Yesterday I ventured out to a PC World superstore in order to buy a new free-standing keyboard for use with my laptop.
I’ve always found the ‘sit up and beg’ aspect of built-in laptop keyboards less than user-friendly for my personal ‘two-fingered’ style, unchanged since I first learned to type more than fifty years ago.
About ten years ago, to deal with the issue, I took to plugging a bog-standard keyboard into my laptop and typing on that. Recently, the paint on so many keys having been worn away through over-use that even my ‘sense’ of the location of particular keys had begun to go AWOL, it became clear that a new one would be a step forward.
As a result, dear readers, courtesy of a brand-new £30 Logitech example, this morning I am typing like Usain Bolt.
Modern technology being what it is, the march of progress means – for example – that whereas, five years ago, a computer ranking 5 out of 10 for all-round power and excellence might have cost you £750, today you can buy something that ranks 7 or 8 out of 10 for less than £350.

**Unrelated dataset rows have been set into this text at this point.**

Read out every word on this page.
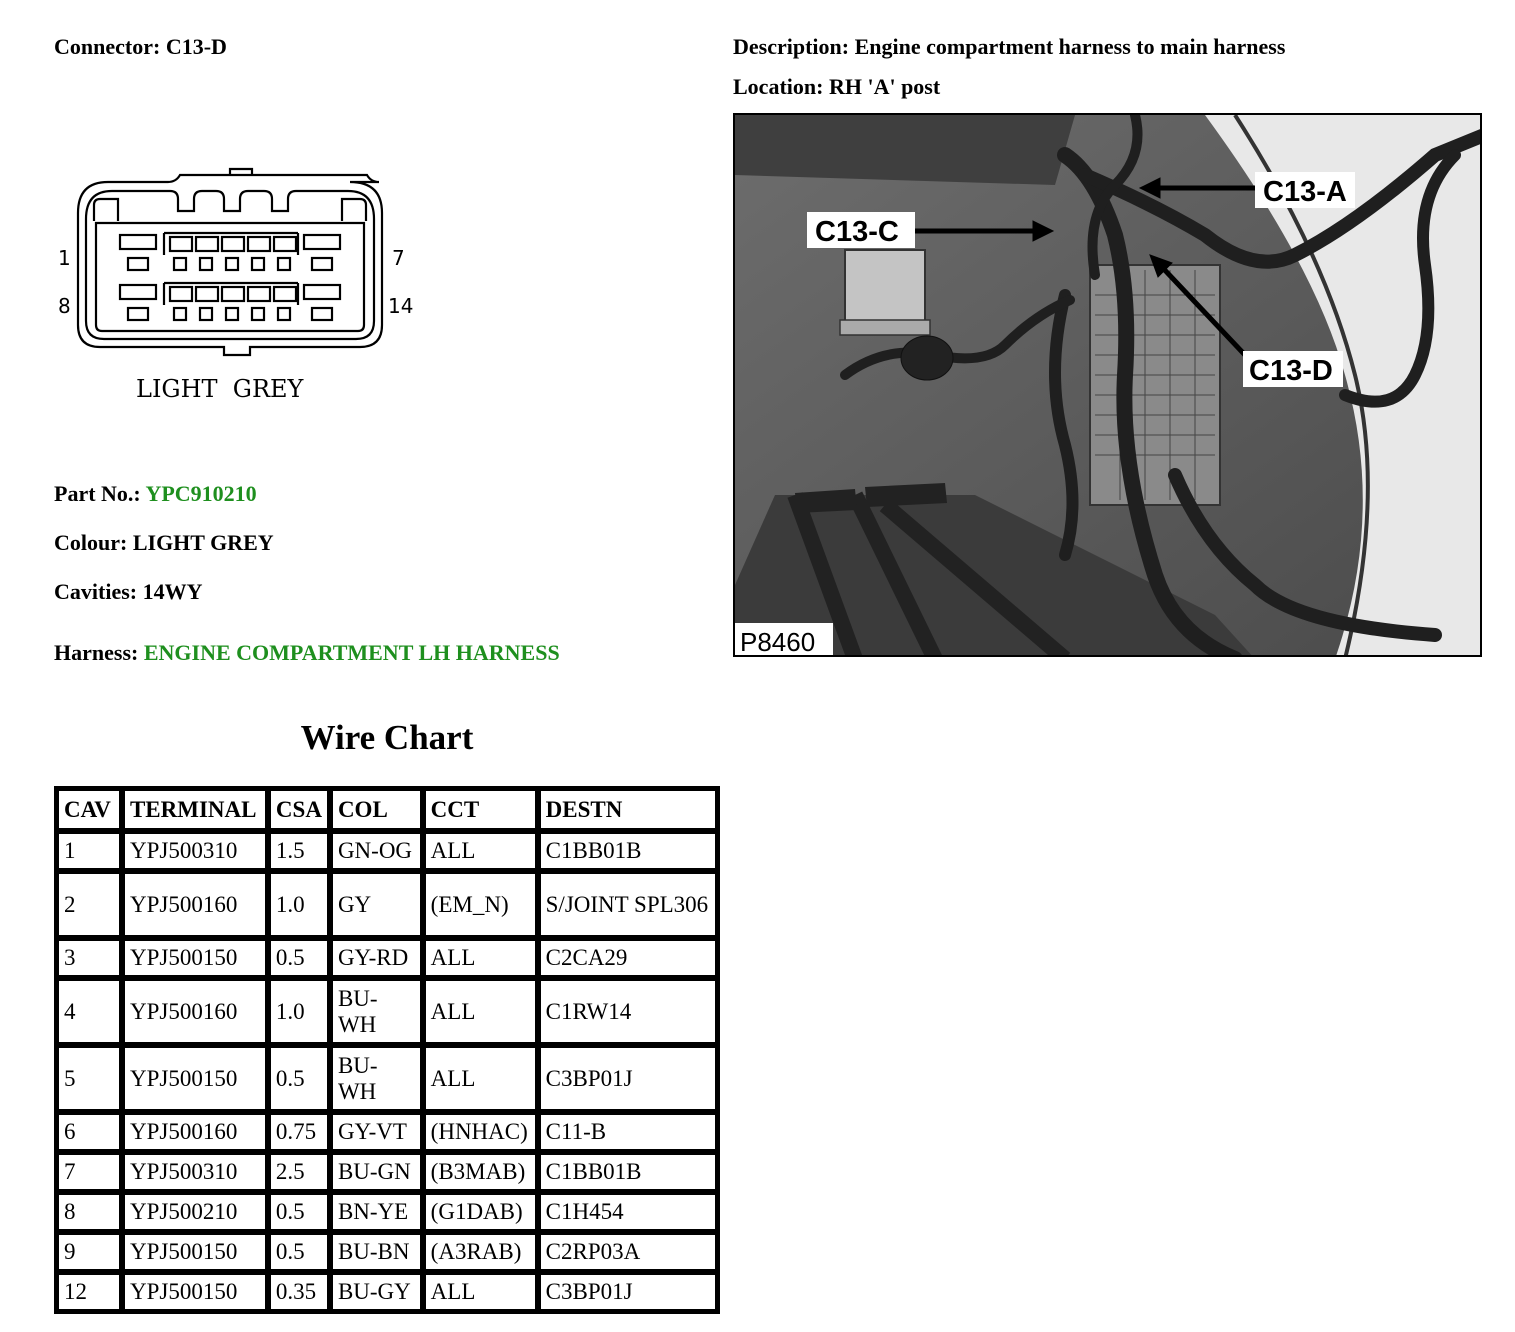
Connector: C13-D	Description: Engine compartment harness to main harness
Location: RH 'A' post
1	7
8	14
LIGHT  GREY
C13-A
C13-C
C13-D
P8460
Part No.: YPC910210
Colour: LIGHT GREY
Cavities: 14WY
Harness: ENGINE COMPARTMENT LH HARNESS
Wire Chart
CAV	TERMINAL	CSA	COL	CCT	DESTN
1	YPJ500310	1.5	GN-OG	ALL	C1BB01B
2	YPJ500160	1.0	GY	(EM_N)	S/JOINT SPL306
3	YPJ500150	0.5	GY-RD	ALL	C2CA29
4	YPJ500160	1.0	BU-WH	ALL	C1RW14
5	YPJ500150	0.5	BU-WH	ALL	C3BP01J
6	YPJ500160	0.75	GY-VT	(HNHAC)	C11-B
7	YPJ500310	2.5	BU-GN	(B3MAB)	C1BB01B
8	YPJ500210	0.5	BN-YE	(G1DAB)	C1H454
9	YPJ500150	0.5	BU-BN	(A3RAB)	C2RP03A
12	YPJ500150	0.35	BU-GY	ALL	C3BP01J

By the same token, a fashion has grown for the average life expectancy of a computer to be regarded as about three years.
The theory runs that this benefits for both consumer and manufacturer. The former gains an ongoing ability to update his computer [I saw a television programme a few months ago in which it was pointed out that it took a computer the size of several rooms for NASA to fly the Apollo spaceships to the Moon in the late Sixties and early Seventies, the total power of which is exceeded tenfold by the everyday laptop that every 12 year-old child takes to school today] … and the latter continues to makes acceptable profits via the resulting sales-driven rise in turnover.
Yesterday, having identified my keyboard purchase in about five minutes, out of interest I strayed into the ‘Computers’ section of the store. I’m nearly three years into my current laptop and maybe the time has come for an upgrade.
My ancient mind-set being what it is, I always walk straight past the highly-stylised and attractive Apple benches.
I’m told by those in the know that Apple products are the default weapon of choice for anyone working professionally in the media but, for someone like me, they’re totally off limits for the simple reason that their operating system is completely different to that of PCs (Microsoft, Windows etc.) that I’m familiar with and – no matter how badly I would like to be ‘in’ with the young and hip crowd – you cannot teach an old dog new tricks.
And so to the PCs area – on the way ignoring the smartphones, tablets, mini-iPads tables section because that’s also a foreign land to me – where I discover the range is staggeringly large.
They now have a category called ‘2-in-1s’. These is a smallish device purporting to be a ‘best of both worlds’ combination of a laptop and tablet – basically you can either use it as a laptop or, if you wish, detach the screen and work on that via touch-screen technology.
Next up are laptops which contain in-built touch-screen technology.
Neither type of interest to me. I’ve never tried touch-screen technology and never will.
After that yesterday it was a case of laptops or desktop computers – the latter coming either in ‘all in one’ or tower form.
Having briefly looked at least forty computers of confusingly different capabilities, options, hard disk capacity, memory and power, I then retired – hurt and bewildered – and returned home.
I shall need to rest and build up my confidence before returning to the fray.